Dev Diary - Integration with the BimlCatalog
Written by Roelant Vos on 9.15.2021
Every data solution benefits from a robust control framework for data logistics. One that manages if, how and when individual data logistics processes should be executed. A control framework also provides essential information to complete the audit trail that tracks how data is processed through the system and is ultimately made available to users.
Working with Biml via either BimlExpress or BimlStudio provides the language, compiler, and development environment to create your own data solution frameworks from scratch, which means the control framework must be defined also.
BimlFlex has the advantage that that the output that is generated is already integrated with the proprietary control framework that is provided as part of the solution: the BimlCatalog. The BimlCatalog is the repository that collects runtime information and manages the registration of individual data logistics processes. It is used to control the execution and provides operational reporting on the overall loading process such as run times and success / failure rates.
The BimlCatalog is available freely and can be integrated with your own custom solution – for example using BimlExpress. However, when using BimlFlex the integration of the patterns with the BimlCatalog is already available out of the box. This is the topic of today’s post.
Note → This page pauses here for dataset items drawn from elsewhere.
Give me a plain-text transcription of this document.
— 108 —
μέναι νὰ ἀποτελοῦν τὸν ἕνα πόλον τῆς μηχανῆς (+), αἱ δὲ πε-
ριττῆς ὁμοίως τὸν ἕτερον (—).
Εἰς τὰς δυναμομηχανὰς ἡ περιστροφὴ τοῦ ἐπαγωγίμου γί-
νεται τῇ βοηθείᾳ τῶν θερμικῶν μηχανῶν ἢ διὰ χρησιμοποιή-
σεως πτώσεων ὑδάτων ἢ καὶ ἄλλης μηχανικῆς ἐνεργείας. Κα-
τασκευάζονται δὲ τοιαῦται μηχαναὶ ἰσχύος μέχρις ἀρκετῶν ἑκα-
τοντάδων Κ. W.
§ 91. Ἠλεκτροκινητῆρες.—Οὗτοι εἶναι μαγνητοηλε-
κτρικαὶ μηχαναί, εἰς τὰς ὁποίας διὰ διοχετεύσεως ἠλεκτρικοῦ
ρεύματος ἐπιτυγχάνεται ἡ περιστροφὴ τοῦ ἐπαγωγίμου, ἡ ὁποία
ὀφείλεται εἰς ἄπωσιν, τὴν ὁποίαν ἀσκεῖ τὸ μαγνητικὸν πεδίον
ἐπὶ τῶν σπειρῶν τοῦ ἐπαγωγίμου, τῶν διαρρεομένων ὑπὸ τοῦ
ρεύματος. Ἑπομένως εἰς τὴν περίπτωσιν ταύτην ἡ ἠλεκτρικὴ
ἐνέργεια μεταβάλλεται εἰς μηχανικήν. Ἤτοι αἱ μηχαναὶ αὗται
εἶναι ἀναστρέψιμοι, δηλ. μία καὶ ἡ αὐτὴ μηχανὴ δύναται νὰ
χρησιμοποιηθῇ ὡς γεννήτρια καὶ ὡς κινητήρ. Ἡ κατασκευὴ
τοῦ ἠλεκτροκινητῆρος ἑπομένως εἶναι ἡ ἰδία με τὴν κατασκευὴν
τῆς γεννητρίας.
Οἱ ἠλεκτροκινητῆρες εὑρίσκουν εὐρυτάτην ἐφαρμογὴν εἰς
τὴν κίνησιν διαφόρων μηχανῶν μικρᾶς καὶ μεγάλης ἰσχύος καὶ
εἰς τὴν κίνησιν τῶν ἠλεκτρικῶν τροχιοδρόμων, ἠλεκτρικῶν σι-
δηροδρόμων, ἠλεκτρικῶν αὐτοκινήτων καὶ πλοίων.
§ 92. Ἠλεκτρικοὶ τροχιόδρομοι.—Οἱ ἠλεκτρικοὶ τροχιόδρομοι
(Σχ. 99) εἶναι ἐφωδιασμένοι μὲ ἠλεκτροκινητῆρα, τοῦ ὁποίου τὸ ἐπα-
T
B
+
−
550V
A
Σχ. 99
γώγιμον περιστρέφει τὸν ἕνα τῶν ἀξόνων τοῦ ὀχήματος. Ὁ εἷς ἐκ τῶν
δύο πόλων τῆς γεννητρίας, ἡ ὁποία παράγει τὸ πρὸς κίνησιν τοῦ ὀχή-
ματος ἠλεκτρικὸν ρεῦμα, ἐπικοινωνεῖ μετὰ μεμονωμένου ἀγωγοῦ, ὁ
BimlCatalog integration for Mapping Data Flows
The BimlCatalog classifies data logistics as either an individual process or a batch. A batch is a functional unit of execution that calls one or more individual processes. Processes can either be run individually, or as part of the batch if one is defined. In Azure Data Factory, a batch is essentially an Execute Pipeline that calls other pipelines.
To inform the control framework of this, a flag that labels a process as a batch is passed to the stored procedure that is provided by the BimlCatalog. This procedure, the LogExecutionStart also accepts the execution GUID, the name of the process and the project it belongs to as input parameters.
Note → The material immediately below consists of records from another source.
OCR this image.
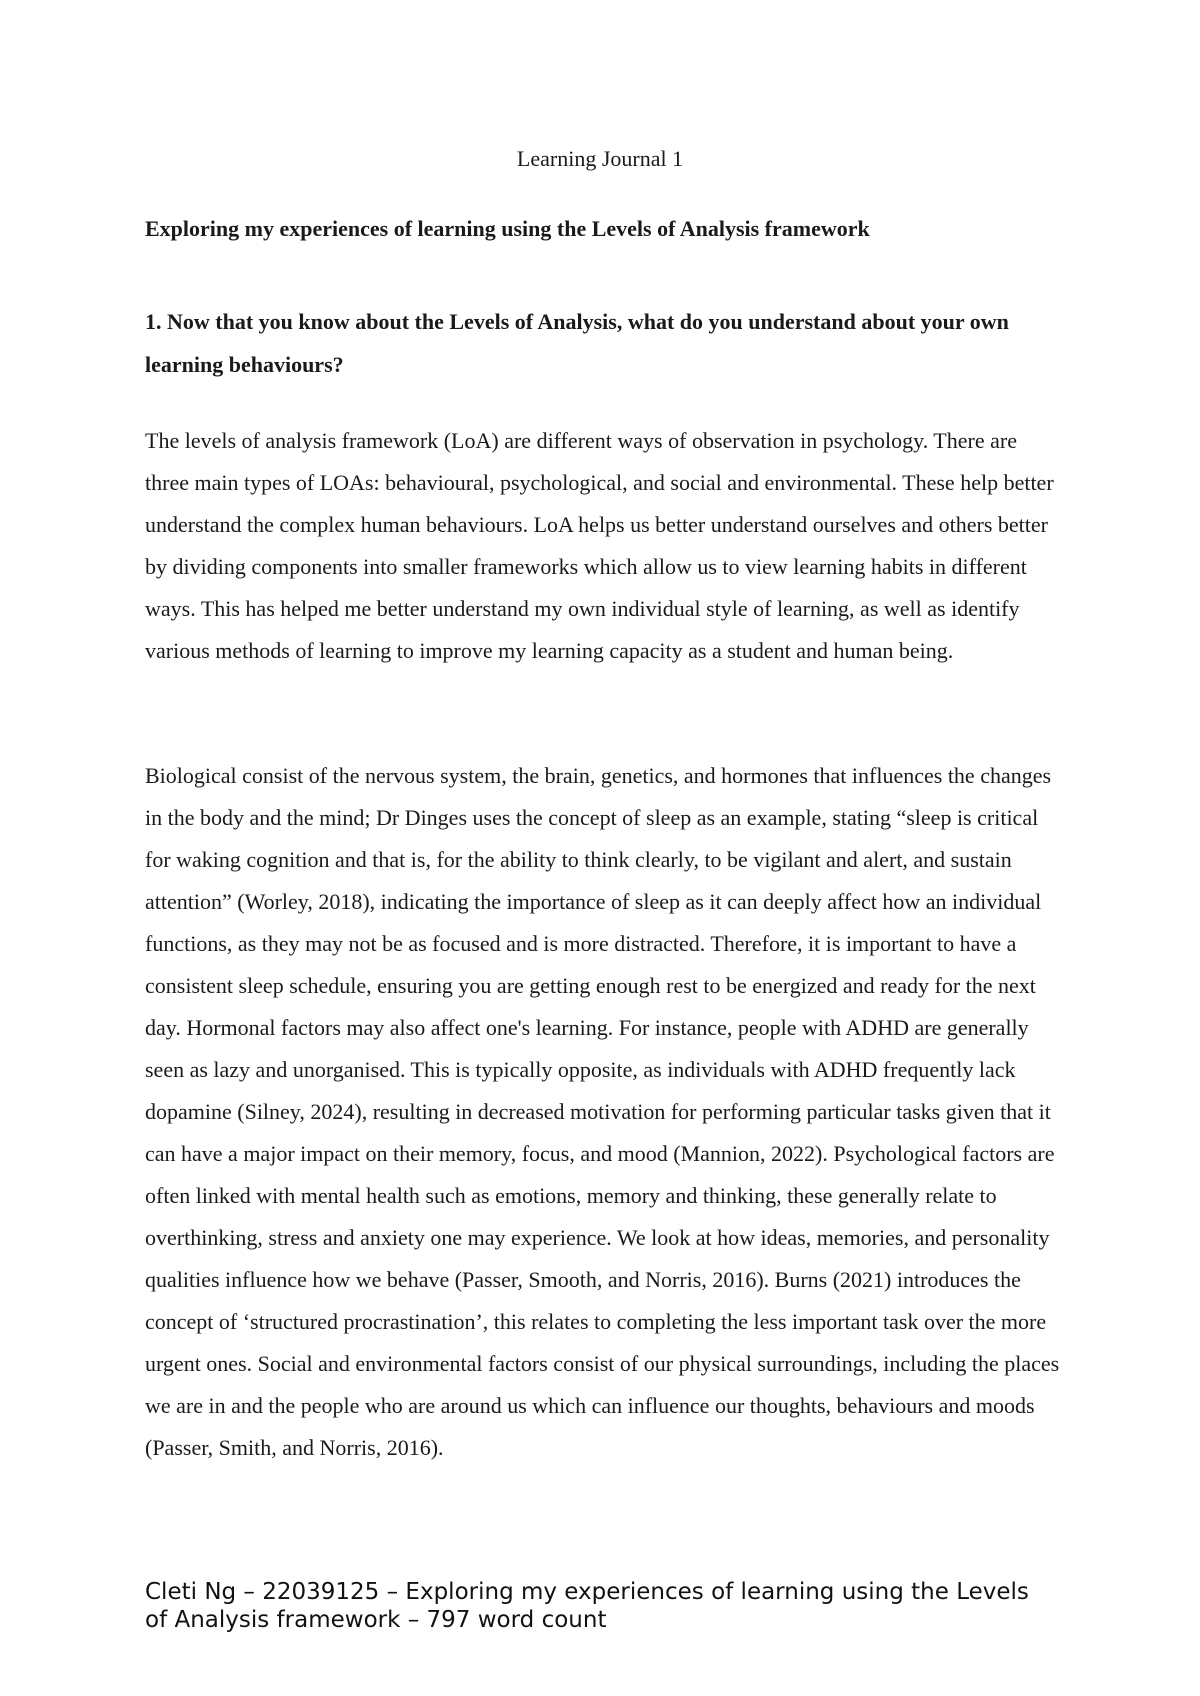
Learning Journal 1
Exploring my experiences of learning using the Levels of Analysis framework
1. Now that you know about the Levels of Analysis, what do you understand about your own learning behaviours?

The levels of analysis framework (LoA) are different ways of observation in psychology. There are three main types of LOAs: behavioural, psychological, and social and environmental. These help better understand the complex human behaviours. LoA helps us better understand ourselves and others better by dividing components into smaller frameworks which allow us to view learning habits in different ways. This has helped me better understand my own individual style of learning, as well as identify various methods of learning to improve my learning capacity as a student and human being.

Biological consist of the nervous system, the brain, genetics, and hormones that influences the changes in the body and the mind; Dr Dinges uses the concept of sleep as an example, stating “sleep is critical for waking cognition and that is, for the ability to think clearly, to be vigilant and alert, and sustain attention” (Worley, 2018), indicating the importance of sleep as it can deeply affect how an individual functions, as they may not be as focused and is more distracted. Therefore, it is important to have a consistent sleep schedule, ensuring you are getting enough rest to be energized and ready for the next day. Hormonal factors may also affect one's learning. For instance, people with ADHD are generally seen as lazy and unorganised. This is typically opposite, as individuals with ADHD frequently lack dopamine (Silney, 2024), resulting in decreased motivation for performing particular tasks given that it can have a major impact on their memory, focus, and mood (Mannion, 2022). Psychological factors are often linked with mental health such as emotions, memory and thinking, these generally relate to overthinking, stress and anxiety one may experience. We look at how ideas, memories, and personality qualities influence how we behave (Passer, Smooth, and Norris, 2016). Burns (2021) introduces the concept of ‘structured procrastination’, this relates to completing the less important task over the more urgent ones. Social and environmental factors consist of our physical surroundings, including the places we are in and the people who are around us which can influence our thoughts, behaviours and moods (Passer, Smith, and Norris, 2016).

Cleti Ng – 22039125 – Exploring my experiences of learning using the Levels of Analysis framework – 797 word count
The LogExecutionStart will run a series of evaluations to determine if a process is allowed to be run, and if so under what conditions. For example, an earlier failure may require a clean-up or it may be that the same process is already running. In this case, the control framework will wait and retry the start to allow the earlier process to complete gracefully. Another scenario is that already successfully completed processes that have been run as part of a batch may be skipped, because they already ran successfully but have to wait until the remaining processes in the batch are also completed without errors.
After all the processes are completed, a similar procedure (LogExecutionEnd) informs the framework that everything is OK.
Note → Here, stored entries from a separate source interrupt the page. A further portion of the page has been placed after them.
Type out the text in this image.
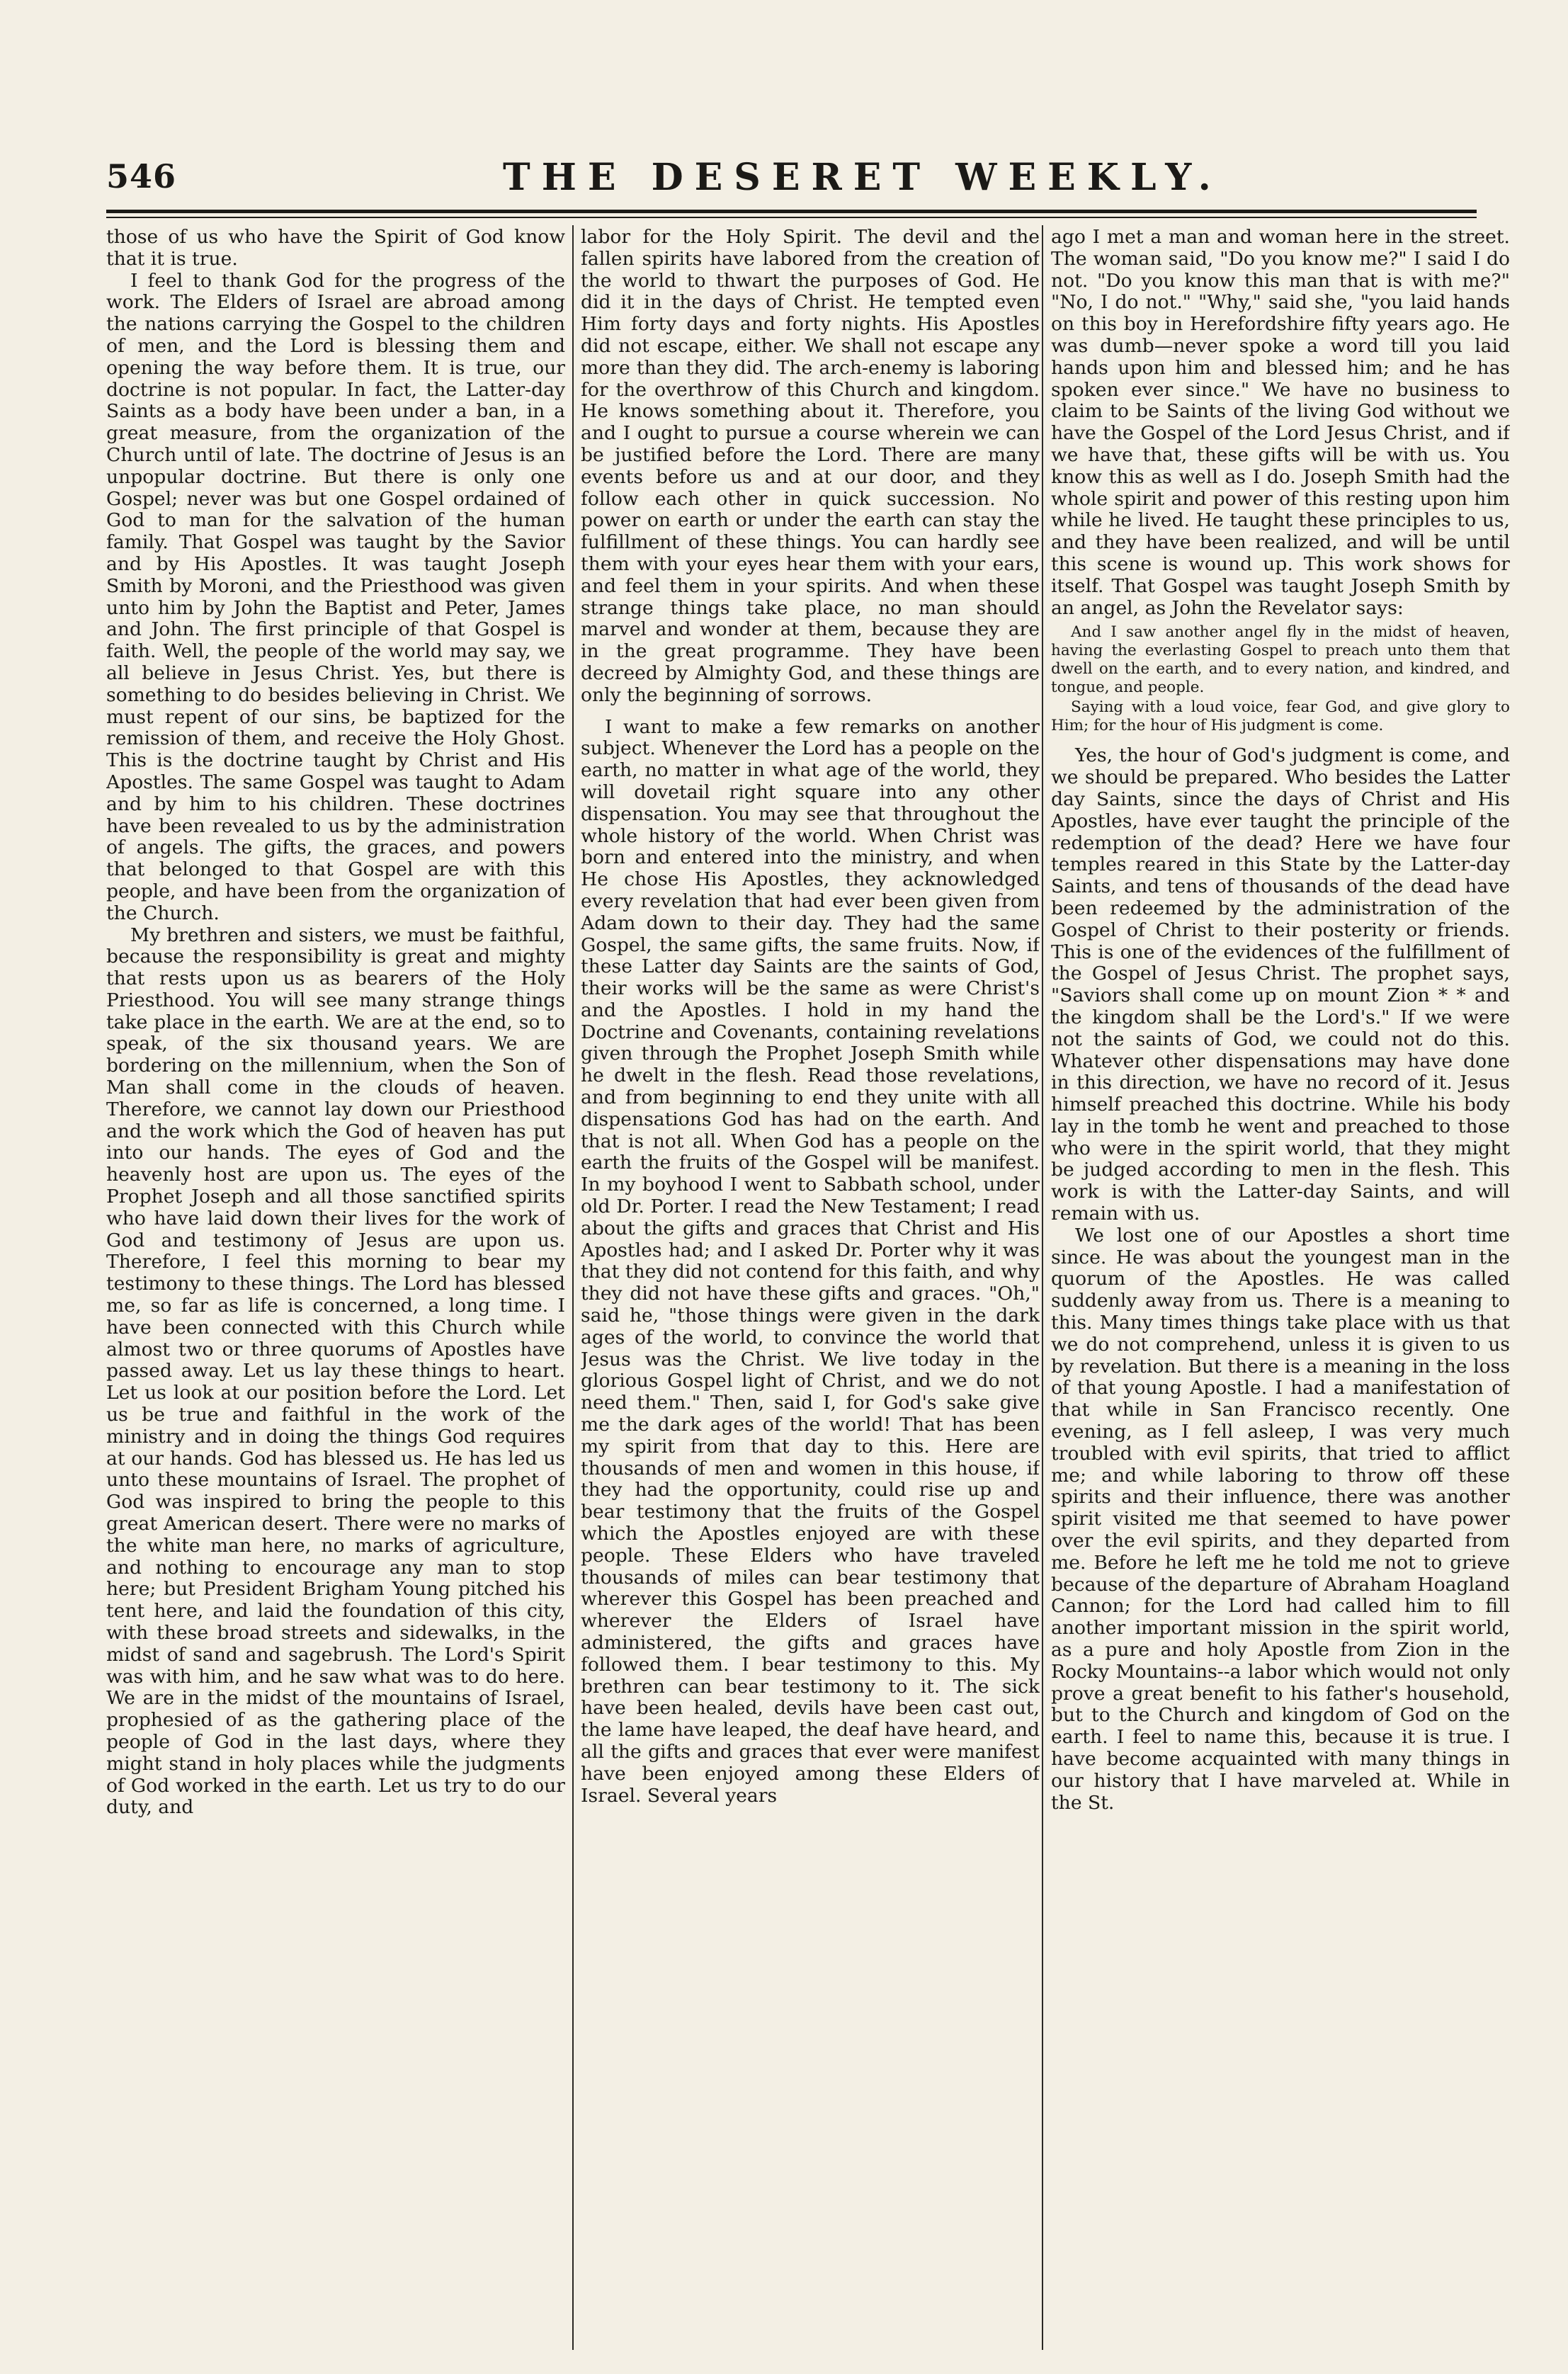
546	THE DESERET WEEKLY.

those of us who have the Spirit of God know that it is true.

I feel to thank God for the progress of the work. The Elders of Israel are abroad among the nations carrying the Gospel to the children of men, and the Lord is blessing them and opening the way before them. It is true, our doctrine is not popular. In fact, the Latter-day Saints as a body have been under a ban, in a great measure, from the organization of the Church until of late. The doctrine of Jesus is an unpopular doctrine. But there is only one Gospel; never was but one Gospel ordained of God to man for the salvation of the human family. That Gospel was taught by the Savior and by His Apostles. It was taught Joseph Smith by Moroni, and the Priesthood was given unto him by John the Baptist and Peter, James and John. The first principle of that Gospel is faith. Well, the people of the world may say, we all believe in Jesus Christ. Yes, but there is something to do besides believing in Christ. We must repent of our sins, be baptized for the remission of them, and receive the Holy Ghost. This is the doctrine taught by Christ and His Apostles. The same Gospel was taught to Adam and by him to his children. These doctrines have been revealed to us by the administration of angels. The gifts, the graces, and powers that belonged to that Gospel are with this people, and have been from the organization of the Church.

My brethren and sisters, we must be faithful, because the responsibility is great and mighty that rests upon us as bearers of the Holy Priesthood. You will see many strange things take place in the earth. We are at the end, so to speak, of the six thousand years. We are bordering on the millennium, when the Son of Man shall come in the clouds of heaven. Therefore, we cannot lay down our Priesthood and the work which the God of heaven has put into our hands. The eyes of God and the heavenly host are upon us. The eyes of the Prophet Joseph and all those sanctified spirits who have laid down their lives for the work of God and testimony of Jesus are upon us. Therefore, I feel this morning to bear my testimony to these things. The Lord has blessed me, so far as life is concerned, a long time. I have been connected with this Church while almost two or three quorums of Apostles have passed away. Let us lay these things to heart. Let us look at our position before the Lord. Let us be true and faithful in the work of the ministry and in doing the things God requires at our hands. God has blessed us. He has led us unto these mountains of Israel. The prophet of God was inspired to bring the people to this great American desert. There were no marks of the white man here, no marks of agriculture, and nothing to encourage any man to stop here; but President Brigham Young pitched his tent here, and laid the foundation of this city, with these broad streets and sidewalks, in the midst of sand and sagebrush. The Lord's Spirit was with him, and he saw what was to do here. We are in the midst of the mountains of Israel, prophesied of as the gathering place of the people of God in the last days, where they might stand in holy places while the judgments of God worked in the earth. Let us try to do our duty, and

labor for the Holy Spirit. The devil and the fallen spirits have labored from the creation of the world to thwart the purposes of God. He did it in the days of Christ. He tempted even Him forty days and forty nights. His Apostles did not escape, either. We shall not escape any more than they did. The arch-enemy is laboring for the overthrow of this Church and kingdom. He knows something about it. Therefore, you and I ought to pursue a course wherein we can be justified before the Lord. There are many events before us and at our door, and they follow each other in quick succession. No power on earth or under the earth can stay the fulfillment of these things. You can hardly see them with your eyes hear them with your ears, and feel them in your spirits. And when these strange things take place, no man should marvel and wonder at them, because they are in the great programme. They have been decreed by Almighty God, and these things are only the beginning of sorrows.

I want to make a few remarks on another subject. Whenever the Lord has a people on the earth, no matter in what age of the world, they will dovetail right square into any other dispensation. You may see that throughout the whole history of the world. When Christ was born and entered into the ministry, and when He chose His Apostles, they acknowledged every revelation that had ever been given from Adam down to their day. They had the same Gospel, the same gifts, the same fruits. Now, if these Latter day Saints are the saints of God, their works will be the same as were Christ's and the Apostles. I hold in my hand the Doctrine and Covenants, containing revelations given through the Prophet Joseph Smith while he dwelt in the flesh. Read those revelations, and from beginning to end they unite with all dispensations God has had on the earth. And that is not all. When God has a people on the earth the fruits of the Gospel will be manifest. In my boyhood I went to Sabbath school, under old Dr. Porter. I read the New Testament; I read about the gifts and graces that Christ and His Apostles had; and I asked Dr. Porter why it was that they did not contend for this faith, and why they did not have these gifts and graces. "Oh," said he, "those things were given in the dark ages of the world, to convince the world that Jesus was the Christ. We live today in the glorious Gospel light of Christ, and we do not need them." Then, said I, for God's sake give me the dark ages of the world! That has been my spirit from that day to this. Here are thousands of men and women in this house, if they had the opportunity, could rise up and bear testimony that the fruits of the Gospel which the Apostles enjoyed are with these people. These Elders who have traveled thousands of miles can bear testimony that wherever this Gospel has been preached and wherever the Elders of Israel have administered, the gifts and graces have followed them. I bear testimony to this. My brethren can bear testimony to it. The sick have been healed, devils have been cast out, the lame have leaped, the deaf have heard, and all the gifts and graces that ever were manifest have been enjoyed among these Elders of Israel. Several years

ago I met a man and woman here in the street. The woman said, "Do you know me?" I said I do not. "Do you know this man that is with me?" "No, I do not." "Why," said she, "you laid hands on this boy in Herefordshire fifty years ago. He was dumb—never spoke a word till you laid hands upon him and blessed him; and he has spoken ever since." We have no business to claim to be Saints of the living God without we have the Gospel of the Lord Jesus Christ, and if we have that, these gifts will be with us. You know this as well as I do. Joseph Smith had the whole spirit and power of this resting upon him while he lived. He taught these principles to us, and they have been realized, and will be until this scene is wound up. This work shows for itself. That Gospel was taught Joseph Smith by an angel, as John the Revelator says:

And I saw another angel fly in the midst of heaven, having the everlasting Gospel to preach unto them that dwell on the earth, and to every nation, and kindred, and tongue, and people.

Saying with a loud voice, fear God, and give glory to Him; for the hour of His judgment is come.

Yes, the hour of God's judgment is come, and we should be prepared. Who besides the Latter day Saints, since the days of Christ and His Apostles, have ever taught the principle of the redemption of the dead? Here we have four temples reared in this State by the Latter-day Saints, and tens of thousands of the dead have been redeemed by the administration of the Gospel of Christ to their posterity or friends. This is one of the evidences of the fulfillment of the Gospel of Jesus Christ. The prophet says, "Saviors shall come up on mount Zion * * and the kingdom shall be the Lord's." If we were not the saints of God, we could not do this. Whatever other dispensations may have done in this direction, we have no record of it. Jesus himself preached this doctrine. While his body lay in the tomb he went and preached to those who were in the spirit world, that they might be judged according to men in the flesh. This work is with the Latter-day Saints, and will remain with us.

We lost one of our Apostles a short time since. He was about the youngest man in the quorum of the Apostles. He was called suddenly away from us. There is a meaning to this. Many times things take place with us that we do not comprehend, unless it is given to us by revelation. But there is a meaning in the loss of that young Apostle. I had a manifestation of that while in San Francisco recently. One evening, as I fell asleep, I was very much troubled with evil spirits, that tried to afflict me; and while laboring to throw off these spirits and their influence, there was another spirit visited me that seemed to have power over the evil spirits, and they departed from me. Before he left me he told me not to grieve because of the departure of Abraham Hoagland Cannon; for the Lord had called him to fill another important mission in the spirit world, as a pure and holy Apostle from Zion in the Rocky Mountains--a labor which would not only prove a great benefit to his father's household, but to the Church and kingdom of God on the earth. I feel to name this, because it is true. I have become acquainted with many things in our history that I have marveled at. While in the St.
A similar mechanism applies to each individual process, as is visible in the screenshot below.
In this example, the IsBatch flag is set to 'false' as this is not a process that calls other processes. Similarly, a parent execution ID is provided - the runtime execution ID of the (batch) process that calls this one.
In case something goes wrong
So far, the focus of the control framework integration has been on asserting a process can start and under what conditions. However, it is important to make sure that any failures are handled and reported. This is implemented at the level of each individual process.
Each individual execute pipeline that calls a Mapping Data Flow will report any errors encountered by calling the LogExecutionError procedure. Within the BimlCatalog, this will also cause the parent batch to fail and inform subsequent processes in the same batch to gracefully abort. The batch will preserve the integrity of the data for all processes it encapsulates.